Bailout Watch 435: Chrysler to CAW, Canadian Gov: Pay-Up or Die

Robert Farago
by Robert Farago

Followers of the Motown meltdown may have detected a strong whiff of mafioso about the whole enterprise. Did I say enterprise? That sounds a bit too industrious, even though the automakers have been working hard to turn $7 million worth of your hard-earned taxes into about $35 billion in additional bailout bucks. On the other hand, we have the term “criminal enterprise.” As in you pay me my money or I’m gonna hurt you. If you still don’t pay, I’m gonna NSFWing kill you. (Organized crime may be organized but it’s not terribly clever.) To wit [via Automotive News]:

Chrysler LLC said today it may close its plants in Canada unless it gets sufficient labor concessions as well as government aid and resolution of a tax dispute.

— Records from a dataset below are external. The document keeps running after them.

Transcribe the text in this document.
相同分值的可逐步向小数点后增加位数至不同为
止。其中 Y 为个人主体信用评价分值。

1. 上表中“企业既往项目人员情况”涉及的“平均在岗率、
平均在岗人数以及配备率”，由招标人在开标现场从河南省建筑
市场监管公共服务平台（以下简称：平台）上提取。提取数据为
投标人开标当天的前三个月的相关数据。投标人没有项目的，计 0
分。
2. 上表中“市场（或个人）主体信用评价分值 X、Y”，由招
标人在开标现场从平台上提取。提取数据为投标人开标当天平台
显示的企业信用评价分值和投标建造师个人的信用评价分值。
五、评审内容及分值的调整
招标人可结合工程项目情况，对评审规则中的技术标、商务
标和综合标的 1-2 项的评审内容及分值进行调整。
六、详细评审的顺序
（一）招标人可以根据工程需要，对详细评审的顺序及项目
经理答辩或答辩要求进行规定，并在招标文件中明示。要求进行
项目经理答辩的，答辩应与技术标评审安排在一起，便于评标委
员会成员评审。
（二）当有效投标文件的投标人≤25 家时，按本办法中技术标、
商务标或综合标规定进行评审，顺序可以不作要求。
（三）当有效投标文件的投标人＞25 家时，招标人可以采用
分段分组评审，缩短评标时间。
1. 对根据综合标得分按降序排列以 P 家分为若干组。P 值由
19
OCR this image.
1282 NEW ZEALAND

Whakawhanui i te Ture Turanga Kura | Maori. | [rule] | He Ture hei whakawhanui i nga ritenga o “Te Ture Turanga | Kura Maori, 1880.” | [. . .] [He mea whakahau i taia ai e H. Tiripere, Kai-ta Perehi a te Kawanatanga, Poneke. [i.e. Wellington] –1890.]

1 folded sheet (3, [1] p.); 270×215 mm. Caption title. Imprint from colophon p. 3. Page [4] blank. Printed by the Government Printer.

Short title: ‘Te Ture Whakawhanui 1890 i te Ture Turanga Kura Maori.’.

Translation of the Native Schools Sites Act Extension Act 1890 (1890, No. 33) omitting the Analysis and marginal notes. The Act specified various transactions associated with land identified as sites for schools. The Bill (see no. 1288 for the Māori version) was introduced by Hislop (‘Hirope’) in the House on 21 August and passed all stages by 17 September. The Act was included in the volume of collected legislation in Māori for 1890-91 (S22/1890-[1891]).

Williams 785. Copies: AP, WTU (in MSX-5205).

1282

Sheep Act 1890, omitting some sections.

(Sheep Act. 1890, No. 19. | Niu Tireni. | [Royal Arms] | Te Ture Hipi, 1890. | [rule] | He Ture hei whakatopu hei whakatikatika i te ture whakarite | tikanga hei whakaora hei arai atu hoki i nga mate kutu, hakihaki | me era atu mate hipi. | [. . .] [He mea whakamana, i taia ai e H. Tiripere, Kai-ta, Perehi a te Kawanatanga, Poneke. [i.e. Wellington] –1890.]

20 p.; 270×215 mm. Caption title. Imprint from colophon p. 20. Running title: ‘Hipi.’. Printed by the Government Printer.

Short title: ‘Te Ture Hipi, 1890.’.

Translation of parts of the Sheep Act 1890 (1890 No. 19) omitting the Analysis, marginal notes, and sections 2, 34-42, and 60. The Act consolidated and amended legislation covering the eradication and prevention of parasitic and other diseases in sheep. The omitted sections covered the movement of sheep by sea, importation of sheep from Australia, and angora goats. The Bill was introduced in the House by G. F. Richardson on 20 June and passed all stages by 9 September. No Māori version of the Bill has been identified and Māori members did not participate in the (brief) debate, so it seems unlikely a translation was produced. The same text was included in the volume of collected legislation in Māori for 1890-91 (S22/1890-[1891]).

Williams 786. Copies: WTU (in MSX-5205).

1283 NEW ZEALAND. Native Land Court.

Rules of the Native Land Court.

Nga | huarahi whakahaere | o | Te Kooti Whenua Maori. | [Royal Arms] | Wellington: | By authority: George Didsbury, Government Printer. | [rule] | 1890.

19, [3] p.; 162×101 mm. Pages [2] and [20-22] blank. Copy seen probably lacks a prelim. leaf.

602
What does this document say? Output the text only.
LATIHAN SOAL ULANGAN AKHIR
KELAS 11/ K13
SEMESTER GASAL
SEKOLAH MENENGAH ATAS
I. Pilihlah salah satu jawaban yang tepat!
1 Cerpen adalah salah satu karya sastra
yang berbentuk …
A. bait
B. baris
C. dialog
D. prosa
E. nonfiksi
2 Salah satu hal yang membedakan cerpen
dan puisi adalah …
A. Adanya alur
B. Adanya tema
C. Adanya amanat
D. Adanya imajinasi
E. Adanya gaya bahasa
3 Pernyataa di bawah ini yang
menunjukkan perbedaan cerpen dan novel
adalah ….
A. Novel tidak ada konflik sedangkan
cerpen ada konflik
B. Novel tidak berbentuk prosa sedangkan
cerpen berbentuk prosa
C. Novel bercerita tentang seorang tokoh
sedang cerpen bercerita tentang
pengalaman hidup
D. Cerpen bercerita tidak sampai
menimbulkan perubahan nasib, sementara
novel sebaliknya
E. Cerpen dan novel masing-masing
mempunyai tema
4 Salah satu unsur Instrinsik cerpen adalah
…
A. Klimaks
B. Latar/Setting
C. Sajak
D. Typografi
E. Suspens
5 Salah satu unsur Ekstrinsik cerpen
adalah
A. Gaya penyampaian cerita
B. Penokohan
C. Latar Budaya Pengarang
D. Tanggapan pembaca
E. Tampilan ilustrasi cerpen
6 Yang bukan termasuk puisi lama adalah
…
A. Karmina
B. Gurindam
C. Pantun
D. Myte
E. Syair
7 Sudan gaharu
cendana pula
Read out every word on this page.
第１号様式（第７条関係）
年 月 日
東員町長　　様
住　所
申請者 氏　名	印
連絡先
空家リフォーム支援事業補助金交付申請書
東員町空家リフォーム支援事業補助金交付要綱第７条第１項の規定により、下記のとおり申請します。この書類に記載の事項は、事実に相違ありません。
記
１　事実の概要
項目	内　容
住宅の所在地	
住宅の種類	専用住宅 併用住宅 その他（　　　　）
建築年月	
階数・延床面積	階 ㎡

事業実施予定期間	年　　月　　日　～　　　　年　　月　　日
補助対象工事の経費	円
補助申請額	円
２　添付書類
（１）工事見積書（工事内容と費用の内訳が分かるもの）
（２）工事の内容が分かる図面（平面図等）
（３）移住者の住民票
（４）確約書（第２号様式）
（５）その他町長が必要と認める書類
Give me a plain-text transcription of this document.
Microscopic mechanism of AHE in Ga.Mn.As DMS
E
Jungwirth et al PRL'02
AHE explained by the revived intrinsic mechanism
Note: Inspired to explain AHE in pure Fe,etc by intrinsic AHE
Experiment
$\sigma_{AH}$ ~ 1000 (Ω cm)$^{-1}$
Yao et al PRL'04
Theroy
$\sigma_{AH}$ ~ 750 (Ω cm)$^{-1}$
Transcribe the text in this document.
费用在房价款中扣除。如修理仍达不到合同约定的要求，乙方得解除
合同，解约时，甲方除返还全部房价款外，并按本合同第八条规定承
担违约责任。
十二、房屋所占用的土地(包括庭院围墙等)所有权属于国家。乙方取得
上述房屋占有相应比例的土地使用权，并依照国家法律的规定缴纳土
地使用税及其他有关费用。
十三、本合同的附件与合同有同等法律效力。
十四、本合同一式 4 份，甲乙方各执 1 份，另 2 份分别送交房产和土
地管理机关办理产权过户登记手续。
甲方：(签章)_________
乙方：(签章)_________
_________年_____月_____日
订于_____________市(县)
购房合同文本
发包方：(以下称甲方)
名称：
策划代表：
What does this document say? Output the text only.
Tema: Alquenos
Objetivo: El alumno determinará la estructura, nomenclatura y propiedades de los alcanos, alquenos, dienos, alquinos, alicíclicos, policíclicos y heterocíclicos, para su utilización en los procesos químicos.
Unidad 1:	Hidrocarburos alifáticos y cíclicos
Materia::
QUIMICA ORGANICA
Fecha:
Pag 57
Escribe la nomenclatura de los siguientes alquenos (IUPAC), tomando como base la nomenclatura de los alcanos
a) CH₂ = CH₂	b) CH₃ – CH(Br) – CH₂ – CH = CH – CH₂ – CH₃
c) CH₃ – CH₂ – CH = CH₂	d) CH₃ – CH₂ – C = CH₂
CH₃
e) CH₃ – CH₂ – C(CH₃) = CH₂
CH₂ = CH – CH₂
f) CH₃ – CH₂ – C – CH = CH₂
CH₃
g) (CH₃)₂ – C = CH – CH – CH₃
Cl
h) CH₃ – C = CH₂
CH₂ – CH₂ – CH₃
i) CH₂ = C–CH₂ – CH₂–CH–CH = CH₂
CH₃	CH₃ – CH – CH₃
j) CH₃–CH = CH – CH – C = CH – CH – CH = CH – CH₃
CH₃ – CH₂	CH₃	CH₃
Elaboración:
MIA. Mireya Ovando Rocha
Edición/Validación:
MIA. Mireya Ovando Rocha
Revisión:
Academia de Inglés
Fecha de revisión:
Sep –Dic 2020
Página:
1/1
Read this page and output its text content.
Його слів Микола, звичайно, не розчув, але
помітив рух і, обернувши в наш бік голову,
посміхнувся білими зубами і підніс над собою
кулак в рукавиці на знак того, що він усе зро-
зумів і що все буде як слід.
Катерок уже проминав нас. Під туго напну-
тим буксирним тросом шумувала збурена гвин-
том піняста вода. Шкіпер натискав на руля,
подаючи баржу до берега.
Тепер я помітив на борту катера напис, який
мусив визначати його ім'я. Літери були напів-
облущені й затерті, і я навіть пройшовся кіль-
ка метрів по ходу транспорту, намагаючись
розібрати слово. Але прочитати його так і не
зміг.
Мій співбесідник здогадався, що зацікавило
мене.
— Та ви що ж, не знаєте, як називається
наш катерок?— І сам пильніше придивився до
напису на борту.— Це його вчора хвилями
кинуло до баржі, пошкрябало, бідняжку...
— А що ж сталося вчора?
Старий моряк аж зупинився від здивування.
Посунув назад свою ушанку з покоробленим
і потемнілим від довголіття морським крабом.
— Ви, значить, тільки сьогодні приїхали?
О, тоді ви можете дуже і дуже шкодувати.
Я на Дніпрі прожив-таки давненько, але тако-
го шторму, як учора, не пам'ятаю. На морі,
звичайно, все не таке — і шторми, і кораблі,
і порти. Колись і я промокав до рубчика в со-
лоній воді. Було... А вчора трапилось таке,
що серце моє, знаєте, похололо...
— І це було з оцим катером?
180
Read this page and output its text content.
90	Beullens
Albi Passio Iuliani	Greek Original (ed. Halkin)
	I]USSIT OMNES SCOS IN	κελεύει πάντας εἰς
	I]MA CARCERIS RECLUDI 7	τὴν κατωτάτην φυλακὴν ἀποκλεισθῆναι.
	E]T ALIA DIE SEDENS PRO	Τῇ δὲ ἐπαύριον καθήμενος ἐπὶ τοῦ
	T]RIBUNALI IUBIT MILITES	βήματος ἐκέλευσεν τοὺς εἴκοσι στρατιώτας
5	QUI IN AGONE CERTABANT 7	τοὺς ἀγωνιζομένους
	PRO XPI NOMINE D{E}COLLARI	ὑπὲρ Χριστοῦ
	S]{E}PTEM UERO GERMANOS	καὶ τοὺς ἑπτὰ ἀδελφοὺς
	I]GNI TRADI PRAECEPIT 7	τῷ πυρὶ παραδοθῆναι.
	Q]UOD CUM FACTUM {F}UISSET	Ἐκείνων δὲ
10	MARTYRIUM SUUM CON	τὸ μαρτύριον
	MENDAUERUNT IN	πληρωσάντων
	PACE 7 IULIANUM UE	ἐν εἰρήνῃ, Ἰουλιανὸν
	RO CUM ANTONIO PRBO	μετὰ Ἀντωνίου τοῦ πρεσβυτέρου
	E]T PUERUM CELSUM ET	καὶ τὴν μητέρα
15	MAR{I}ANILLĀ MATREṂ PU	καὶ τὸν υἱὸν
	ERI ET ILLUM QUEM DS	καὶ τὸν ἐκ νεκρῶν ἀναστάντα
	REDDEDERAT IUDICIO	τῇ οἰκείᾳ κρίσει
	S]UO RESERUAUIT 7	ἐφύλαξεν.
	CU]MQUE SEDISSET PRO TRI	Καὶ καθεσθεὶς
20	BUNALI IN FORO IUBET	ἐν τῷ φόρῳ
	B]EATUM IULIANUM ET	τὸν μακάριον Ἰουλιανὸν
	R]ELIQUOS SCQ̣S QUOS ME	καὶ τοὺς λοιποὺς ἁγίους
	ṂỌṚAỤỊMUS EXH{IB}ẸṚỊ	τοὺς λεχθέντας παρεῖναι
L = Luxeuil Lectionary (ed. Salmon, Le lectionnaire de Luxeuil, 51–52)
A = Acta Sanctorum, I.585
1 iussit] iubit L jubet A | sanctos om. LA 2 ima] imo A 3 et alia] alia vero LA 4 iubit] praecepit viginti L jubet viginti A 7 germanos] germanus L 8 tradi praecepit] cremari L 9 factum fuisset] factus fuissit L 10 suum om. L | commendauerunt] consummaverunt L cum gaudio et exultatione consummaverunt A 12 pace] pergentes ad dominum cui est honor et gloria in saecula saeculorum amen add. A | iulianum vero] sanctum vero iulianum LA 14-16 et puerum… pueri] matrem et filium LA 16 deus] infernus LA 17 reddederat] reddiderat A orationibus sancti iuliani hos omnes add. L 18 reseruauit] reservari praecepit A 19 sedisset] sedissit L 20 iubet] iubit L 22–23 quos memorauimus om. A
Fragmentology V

In case you were thinking the recent CAW agreement with GM shows the way out of that particular part of ChyrCo’s Mexican standoff (also a NAFTA member!), Co-Prez “Tommy Gun” LaSorda’s got news for you, after the jump.

“Failure to satisfactorily resolve these three factors — the labor costs, government assistance and, of course, the transfer tax — will place our Canadian manufacturing operations at a significant disadvantage relative to our manufacturing operations in North America and may very well impair our ability to continue to produce in Canada,” Chrysler President Tom LaSorda said.

LaSorda also said the Canadian Auto Workers agreement reached with General Motors over the weekend would not eliminate even half the labor cost gap with the Japanese plants operating in Canada.

“The current agreement with GM is unacceptable and we have to break their legs,” LaSorda said.

Just kidding, pattern. He said pattern. I wonder how his union leader father feels about all this. Tommy. Listen to me, Tommy. Our enemies may change, but the famiglia remains the same. Capisco?

Anyway, LaSorda also demanded $2.3B in Canadian tribute—sorry, “loans”—to stop Don Feinberg (go figure) from pulling the plug on ChryCo Canada.

Will someone whack this company already?